RIDs are assigned to each DC in blocks. Once the block of RIDs is exhausted, the DC requests another block from the RID Master. The RID Master keeps track of which RID blocks have been assigned. This ensures uniqueness.
NOTE
If the RID pool on a DC is exhausted and the RID Master is not available, you will not be able to create security principals on that server, which could lead to seemingly strange errors when trying to add objects from a client workstation. You can view the pools by using the Dcdiag utility.
The RID Master also has a role to play when objects are being moved from one domain to another. In this case, the RID Master ensures that an object is not moved to multiple domains. Further, it deletes the object from the previous domain.

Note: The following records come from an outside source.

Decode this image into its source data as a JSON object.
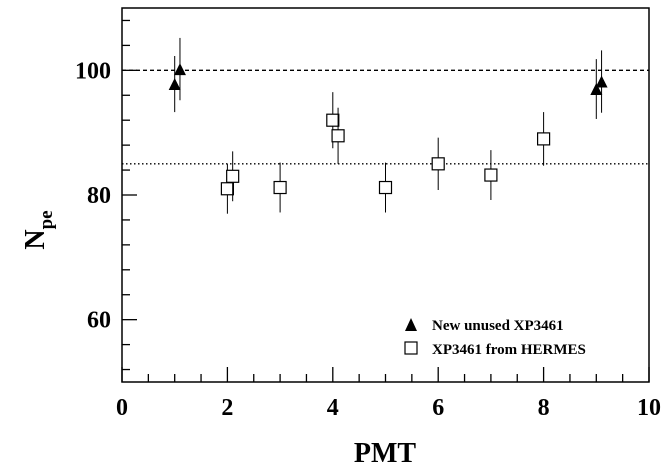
{
  "chart_data": {
    "type": "scatter",
    "xlabel": "PMT",
    "ylabel_main": "N",
    "ylabel_sub": "pe",
    "xlim": [
      0,
      10
    ],
    "ylim": [
      50,
      110
    ],
    "x_ticks": [
      0,
      2,
      4,
      6,
      8,
      10
    ],
    "x_tick_labels": [
      "0",
      "2",
      "4",
      "6",
      "8",
      "10"
    ],
    "y_ticks": [
      60,
      80,
      100
    ],
    "y_tick_labels": [
      "60",
      "80",
      "100"
    ],
    "reference_lines": [
      {
        "y": 100,
        "style": "dashed"
      },
      {
        "y": 85,
        "style": "dotted"
      }
    ],
    "legend_position": "bottom-right",
    "series": [
      {
        "name": "New unused XP3461",
        "marker": "filled-triangle",
        "points": [
          {
            "x": 1.0,
            "y": 97.8,
            "err": 4.5
          },
          {
            "x": 1.1,
            "y": 100.2,
            "err": 5.0
          },
          {
            "x": 9.0,
            "y": 97.0,
            "err": 4.8
          },
          {
            "x": 9.1,
            "y": 98.2,
            "err": 5.0
          }
        ]
      },
      {
        "name": "XP3461 from HERMES",
        "marker": "open-square",
        "points": [
          {
            "x": 2.0,
            "y": 81.0,
            "err": 4.0
          },
          {
            "x": 2.1,
            "y": 83.0,
            "err": 4.0
          },
          {
            "x": 3.0,
            "y": 81.2,
            "err": 4.0
          },
          {
            "x": 4.0,
            "y": 92.0,
            "err": 4.5
          },
          {
            "x": 4.1,
            "y": 89.5,
            "err": 4.5
          },
          {
            "x": 5.0,
            "y": 81.2,
            "err": 4.0
          },
          {
            "x": 6.0,
            "y": 85.0,
            "err": 4.2
          },
          {
            "x": 7.0,
            "y": 83.2,
            "err": 4.0
          },
          {
            "x": 8.0,
            "y": 89.0,
            "err": 4.3
          }
        ]
      }
    ]
  }
}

There is a single RID Master per domain.
Infrastructure Master
The domain partition of AD contains data about objects that exist within the domain only. It might also contain references to objects from other domains. This occurs, for instance, when you grant permissions for users that exist in other domains to resources in your domain. Universal groups can be used for this purpose (groups are discussed in detail in Chapter 4, "User and Group Administration").
If a change is made to a referenced object, these changes need to be replicated to all domains. It is the job of the Infrastructure Master to receive these changes and to replicate them to all DCs in its domain.
Let's use an example to clarify this process. A user object named Lisa Arase exists in the Asia domain, and it is referenced in the Europe domain. The Lisa Arase object is then moved from the Asia domain to the Americas domain. This means the SID for the user changes. (Don't forget, the SID is made up of two components: the domain SID, which in this case will change, and the RID.) This change must be made in both the Asia domain and the Americas domain, and the reference in Europe must also be updated. The Infrastructure Master will make this change in Europe.
NOTE
The Infrastructure Master records references to objects that it does not contain in its directory partition. In our example, this means that although it contains a reference to the user object Lisa Arase, it does not contain any other object data. It is this distinction that allows the Infrastructure Master to work. If the Infrastructure Master is also a Global Catalog server (which contains a reference to all objects created in a forest), the Infrastructure Master will know about all objects in the forest, and the comparison will not work. This breaks the Infrastructure Master's operation. Therefore, the Infrastructure Master cannot also be a Global Catalog server.
Because there will be no references to external objects in a single domain, there is no need to worry about the Infrastructure Master in a single-domain environment.
There is a single Infrastructure Master per domain.